My favorite moment in David Fincher’s adaptation of The Girl With The Dragon Tattoo is the trippy opening sequence set to a memorable rendition of Led Zeppelin’s Immigrant Song, a guttural outpouring of the lyrics “A-ah-ahh-ah, ah-ah-ahh-ah/We come from the land of the ice and snow/from the midnight sun where the hot springs blow” as images of the title character move and sway and transform into various shapes and colors. This is the perfect opening for the film and very much reminds me of a vintage James Bond film, though I’m not trying to draw any comparisons. The entire first few minutes set the mood and tone in a mesmerizing way, as if to punish us into submission before the actual film begins.

It has been nearly 2 years since I first saw Neils Arden Opley’s vision of this film –Swedish and subtitled in English – and I feel compelled to admit that because it is nearly impossible for me to view or think about Fincher’s version without comparing the two pieces of work. My initial reaction to Opley’s film was a wonderful 5/5 rating, perhaps not a technically perfect film, but largely entertaining and carried so well by the two main characters (Michael Blomkvist and Lisbeth Salander, played by Michael Nyqvist and Noomi Rapace.) With Fincher we find a much more technical and beautiful film with wonderful muted colors and a haunting score by award winning duo Trent Reznor and Atticus Ross, who have worked so well in previous Fincher films, but we just don’t get the overall ‘it’ factor which moves it from a solid film to a great film. What we get, in fact, is a faithful adaptation (with a few head-scratching changes) shot beautifully and told in a coherent way, but ultimately lacking in an overwhelming way.
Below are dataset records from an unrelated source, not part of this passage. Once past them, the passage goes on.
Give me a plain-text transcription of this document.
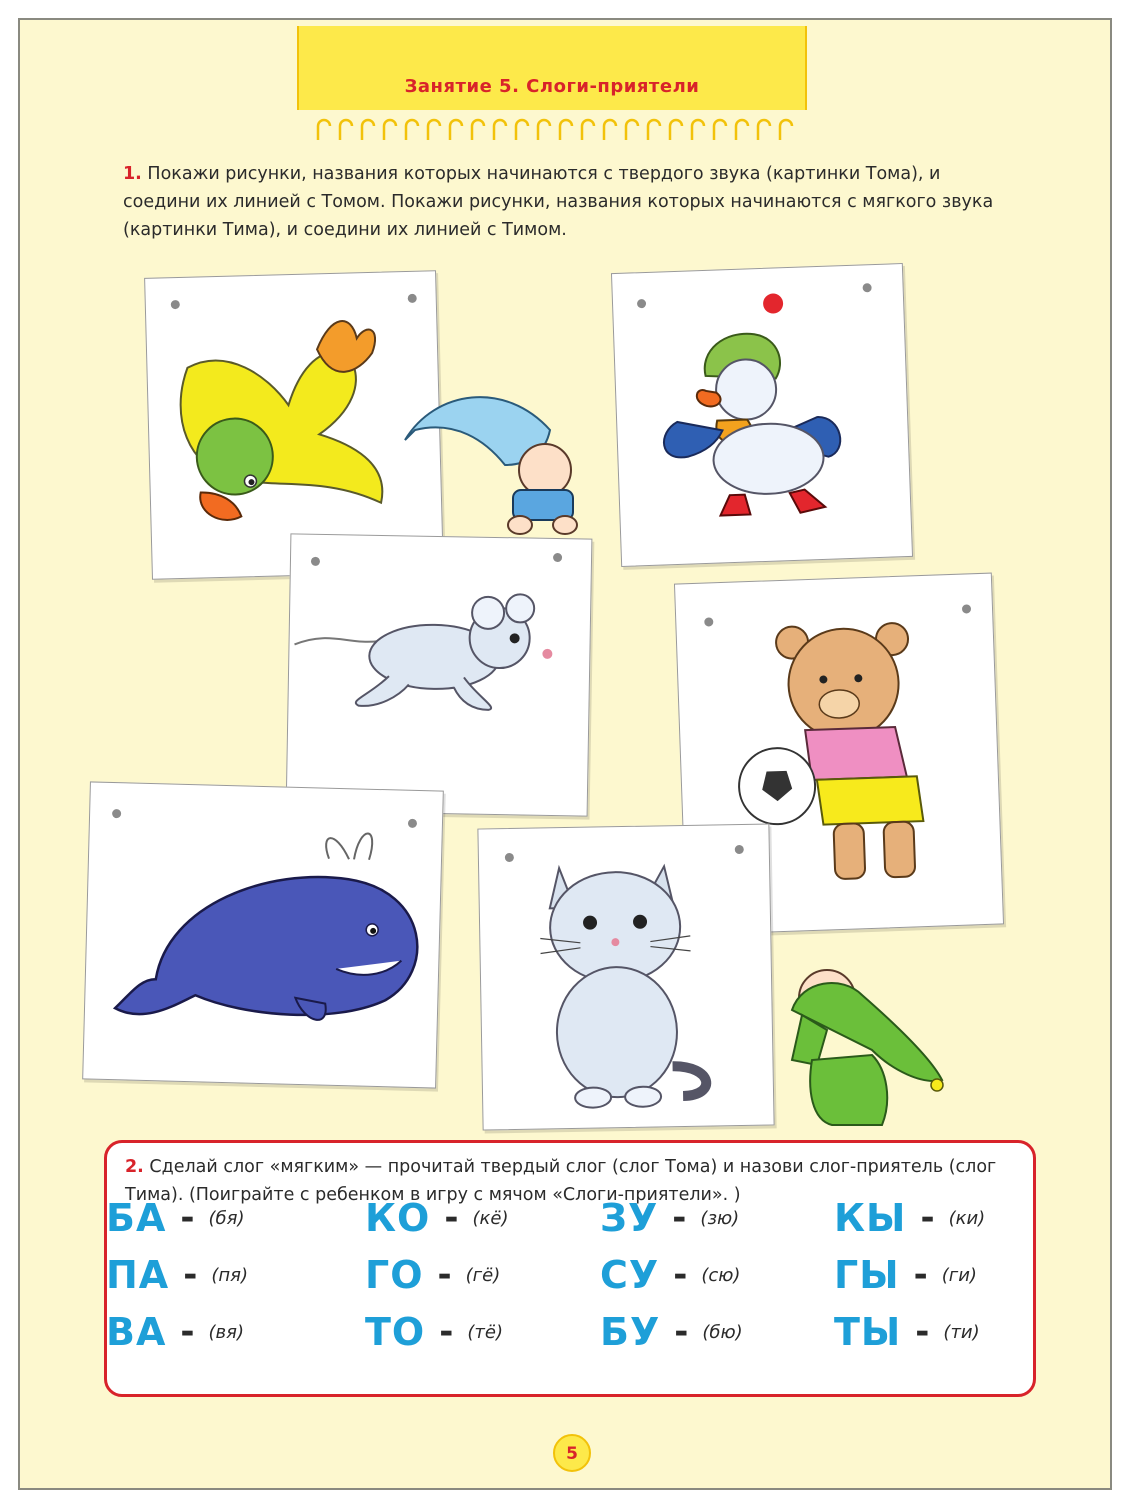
Занятие 5. Слоги-приятели

1. Покажи рисунки, названия которых начинаются с твердого звука (картинки Тома), и соедини их линией с Томом. Покажи рисунки, названия которых начинаются с мягкого звука (картинки Тима), и соедини их линией с Тимом.

2. Сделай слог «мягким» — прочитай твердый слог (слог Тома) и назови слог-приятель (слог Тима). (Поиграйте с ребенком в игру с мячом «Слоги-приятели». )

БА - (бя)	КО - (кё) ЗУ - (зю) КЫ - (ки)
ПА - (пя)	ГО - (гё)	СУ - (сю) ГЫ - (ги)
ВА - (вя)	ТО - (тё)	БУ - (бю) ТЫ - (ти)
5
If you are unfamiliar with the story it goes like this: In the bitter cold of a Swedish winter the desire of one man to solve a 40 year old mystery burns with passion. Now an old man, Henrik Vanger still yearns to know what became of Harriet, the girl he thought of as his own daughter, so many years ago when she disappeared and was presumed murdered. His extensive family all eager to get their hands on the family business and fortune had been gathered at the family compound on an island, cut off from the mainland for 24 hours due to an accident on the only bridge to the mainland, and for 40 years it has been suspected that one of them must have been the killer. Vanger wants answers and is willing to try one more avenue to obtain them. His yearly reminder of a framed, pressed flower from the killer haunts the patriarch into near madness.

The girl with the dragon tattoo is Lisbeth, a hard-edged, chain-smoking, young punk woman with piercings and tattoos and a giant chip on her shoulder who also happens to be a world class computer hacker. Rooney Mara takes on the dark role and carries herself well, but she never really reaches the level of hardened hatred I found so appealing by Rapace. In fact, Mara’s Salander ultimately feels like a watered down version of what she should be. Daniel Craig plays the role of Michael Blomkvist, publisher/reporter of the Millenium newspaper, who is caught up in a scandal for which he claims he has been set up. A series of events brings him to Henrik Vanger who asks him to use his skills to take a look over 40 years worth of information about the disappearance of Harriet. Craig is simply a the messenger in this role, a known actor with good charm who is there to speak the lines from the novel and move his body from point A to point B to fulfill the plotlines. From the moment he was cast I was saying that it wasn’t the right fit, that he was just too secure in himself, too self assured, to easily self sufficient. What made Nyqvist so great was his absolute human qualities contrasted with those of Salander. With Craig it just felt like he could almost never find himself in any danger. The guy is just too perfect.

The Girl with the Dragon Tattoo is the first of a series of 3 novels by Stieg Larsson adapted into Swedish films just a few years ago. The original working title in Swedish was Men Who Hate Women – so keep that in mind when deciding if this film is for you. The film depicts several scenes of brutal sexual assault, but somehow in Opley’s version these scenes feel very needed and very real. With Fincher, the same scenes almost feel contrived and placed for shock value, though I do concede my appreciation for the original version of this film may be clouding my judgment.

I loved the wintry landscapes and hi def snowflakes, the sense of dread and despair in each shot, but I found fault with the length of the film and, especially, the final 20 minutes. Yes the story builds to a climax and then a come down, but in Fincher’s version it felt as if everything after the climax was on a downhill slide proportionate to an avalanche in slow motion – a lot of clean up with no suspense.